Each line in the output is an `AtlasSessionTrace` record:

```json
{
  "task": "...",
  "final_answer": "...",
  "plan": {"steps": [...]},
  "steps": [
    {
      "step_id": 1,
      "description": "...",
      "tool": "summariser",
      "reward": {"score": 0.92, "judges": [...]},
      "validation": {"valid": true, "rationale": "..."},
      "guidance": ["..."],
      "context": {"prior_results": {"1": "..."}}
    }
  ],
  "session_metadata": {
    "session_id": 42,
    "status": "succeeded",
    "trajectory_events": [...]
  }
}
```

The structure aligns with `AtlasSessionTrace`, `AtlasStepTrace`, and `AtlasRewardBreakdown` used by `trainers/runtime_dataset.py`, so you can immediately consume the file inside the core repo:

1. Run `atlas.core.run(...)` with PostgreSQL persistence enabled.
2. Execute `atlas.export --database-url ... --output traces.jsonl`.
3. Call `load_runtime_traces("traces.jsonl")` (from the core repo) to build training datasets.

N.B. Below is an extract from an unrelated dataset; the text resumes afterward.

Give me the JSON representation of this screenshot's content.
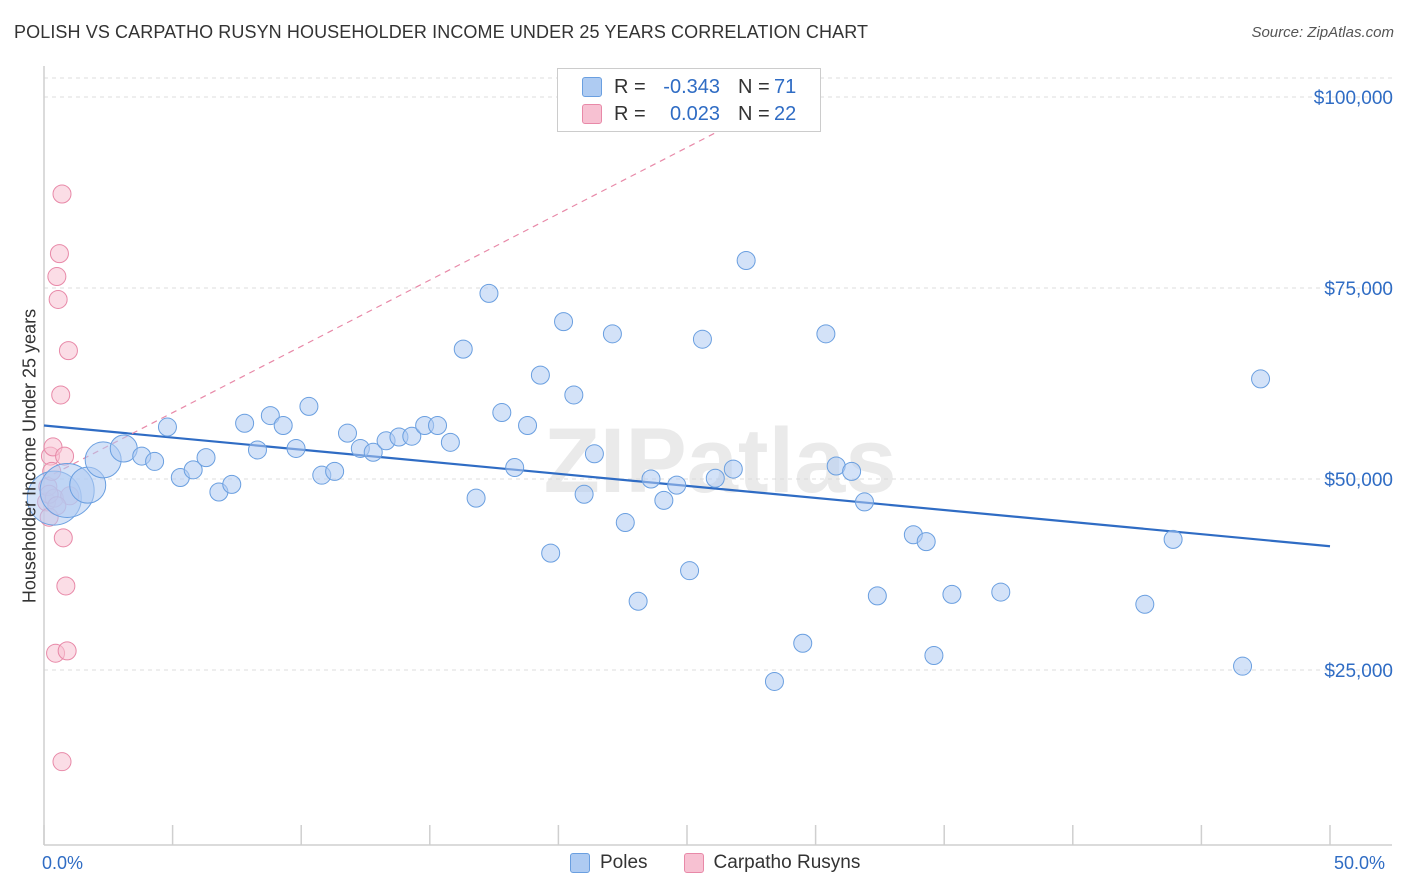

Additional usage notes live in `docs/examples/export_runtime_traces.md`.

---

## Testing

```bash
PYTHONPATH=. pytest tests --disable-warnings
```

The suite covers dependency parsing, prompt rewriting, student/teacher orchestration, RIM aggregation, adapter bridges, and database logging. Most tests rely on locally mocked adapters, so no external network calls occur.

---

## Requirements & Notes

- Python 3.10+ (project is developed and validated with 3.13).
- Development extras (`pip install -e .[dev]`) install pytest tooling for local validation; core telemetry streams rely solely on the standard library.
- Vendored NeMo components live under `atlas/roles/` and `atlas/utils/reactive/`; SPDX headers are retained and must remain intact.
- Aim for descriptive naming and concise docstrings so the intent is evident without extra commentary.

---

## Contributing

1. Fork and clone the repository.
2. Use the provided `pyproject.toml` extras to install development dependencies.
3. Review existing modules before coding and keep commits focused and incremental to match the current style.
4. Add or update unit tests alongside feature changes.

Pull requests should include updated documentation or examples when behaviour changes.

---

## License

Atlas SDK is released under the Apache 2.0 license. See `LICENSE` for full details. Vendored NeMo components retain their original licensing notices.